Şiirden ve Müzikten Çok Etkilenmiş Bir Yazarım

Şiirden ve Müzikten Çok Etkilenmiş Bir Yazarım Şiirden ve Müzikten Çok Etkilenmiş Bir Yazarım

“Başucumda Müzik” ve “Kış İkindisinin Evinde” Kitaplarının Yazarı Kürşat Başar yazarlık serüvenini Klass’a anlattı...  

Yazarlık yeteneğinin yanı sıra felsefe ve müzik tutkusuyla edebiyat dünyasında farklı bir yere sahip olan Kürşat Başar, çocukluk yıllarından beri kitaplara duyduğu aşkı üniversite yıllarında yazarlıkla pekiştirdi. Yazdığı “Kış İkindisinin Evinde” kitabıyla Haldun Taner Öykü Ödülü’nü kazanan yazar, ilerleyen yıllarda 700 bin baskıya ulaşan “Başucumda Müzik” ve “Yaz” kitaplarını yayınladı. Şiirsel üslubu ve etkileyici dili ile farkını ortaya koyan ünlü isim, yazarlık mesleğinin dışında televizyon ekranlarında sunduğu başarılı programlarla da tanınıyor. Ünlü Yazar Kürşat Başar ile kendisini yazar olmaya iten nedenleri, büyük yankı uyandıran “Başucumdaki Müzik” kitabını, yazarlığa ve edebiyata bakışını Klass okurları için konuştuk.
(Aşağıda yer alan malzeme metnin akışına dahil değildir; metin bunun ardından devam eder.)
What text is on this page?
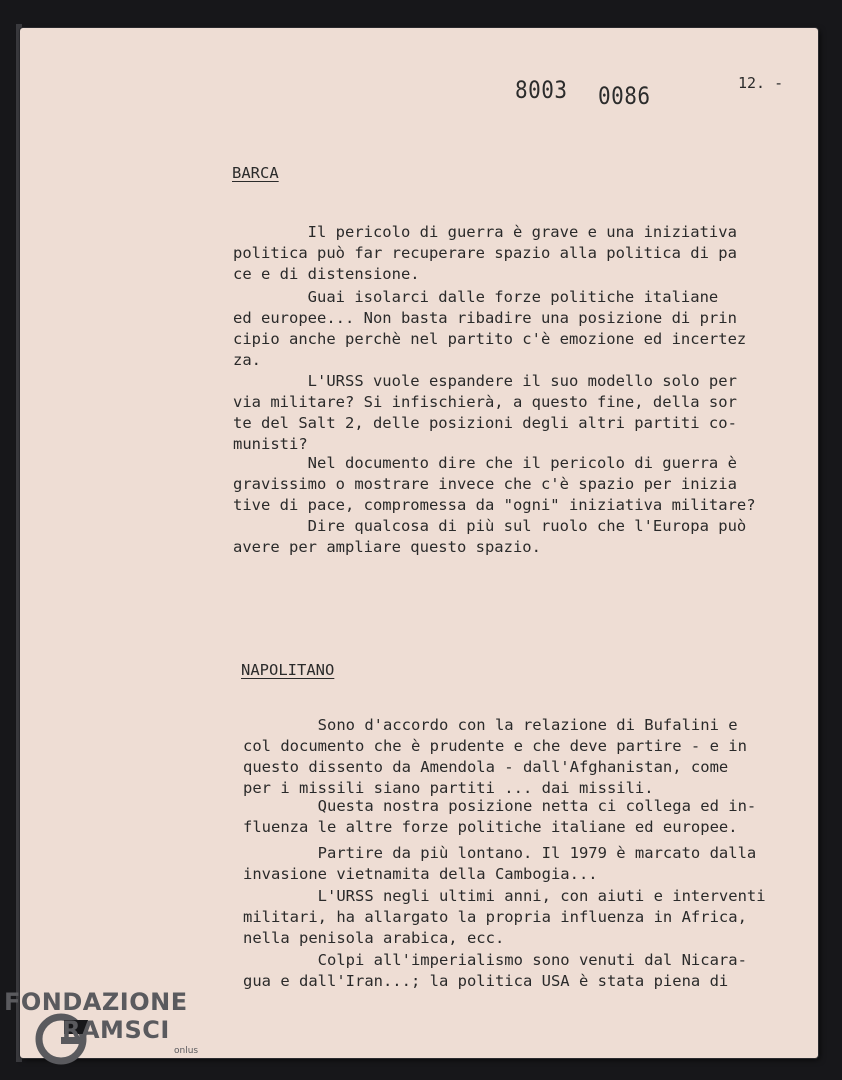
8003 0086	12. -
BARCA
Il pericolo di guerra è grave e una iniziativa
politica può far recuperare spazio alla politica di pa
ce e di distensione.
Guai isolarci dalle forze politiche italiane
ed europee... Non basta ribadire una posizione di prin
cipio anche perchè nel partito c'è emozione ed incertez
za.
L'URSS vuole espandere il suo modello solo per
via militare? Si infischierà, a questo fine, della sor
te del Salt 2, delle posizioni degli altri partiti co-
munisti?
Nel documento dire che il pericolo di guerra è
gravissimo o mostrare invece che c'è spazio per inizia
tive di pace, compromessa da "ogni" iniziativa militare?
Dire qualcosa di più sul ruolo che l'Europa può
avere per ampliare questo spazio.
NAPOLITANO
Sono d'accordo con la relazione di Bufalini e
col documento che è prudente e che deve partire - e in
questo dissento da Amendola - dall'Afghanistan, come
per i missili siano partiti ... dai missili.
Questa nostra posizione netta ci collega ed in-
fluenza le altre forze politiche italiane ed europee.
Partire da più lontano. Il 1979 è marcato dalla
invasione vietnamita della Cambogia...
L'URSS negli ultimi anni, con aiuti e interventi
militari, ha allargato la propria influenza in Africa,
nella penisola arabica, ecc.
Colpi all'imperialismo sono venuti dal Nicara-
gua e dall'Iran...; la politica USA è stata piena di
FONDAZIONE
RAMSCI
onlus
Kürşat Bey, gazeteci ve programcı kimliğinizin yanında aynı zamanda müzisyen ve yazar olarak da tanınıyorsunuz. Henüz 25 yaşındayken yayınladığınız ‘Kış İkindisinin Evinde’ kitabınız ile ödüle layık görüldünüz. Sizi yazar olmaya sevk eden şeyler nelerdi?
Kitaplara olan ilgim küçükken başladı. Ailemizde herkesin kütüphanesi vardı. Annem aynı zamanda edebiyat öğretmeniydi. Sanırım bu da beni yazarlığa itti. Okumaya bir çocuğun ilgisini çekebilecek macera kitapları okuyarak başladım. Daha sonrasında Türk klasiklerini de okumaya başladım. “İlle de yazar olayım.” diye bir düşüncem yoktu. Benimkisi sadece okuma zevkiydi. ‘Kış İkindisinin Evinde’ kitabımı üniversite sıralarında yazmıştım. Kitabım ben 25 yaşındayken yayınlandı. İlk kitabımla ödül almış olmam büyük bir sansasyon yaratmıştı. Televizyon haberlerine bile konu olmuştu.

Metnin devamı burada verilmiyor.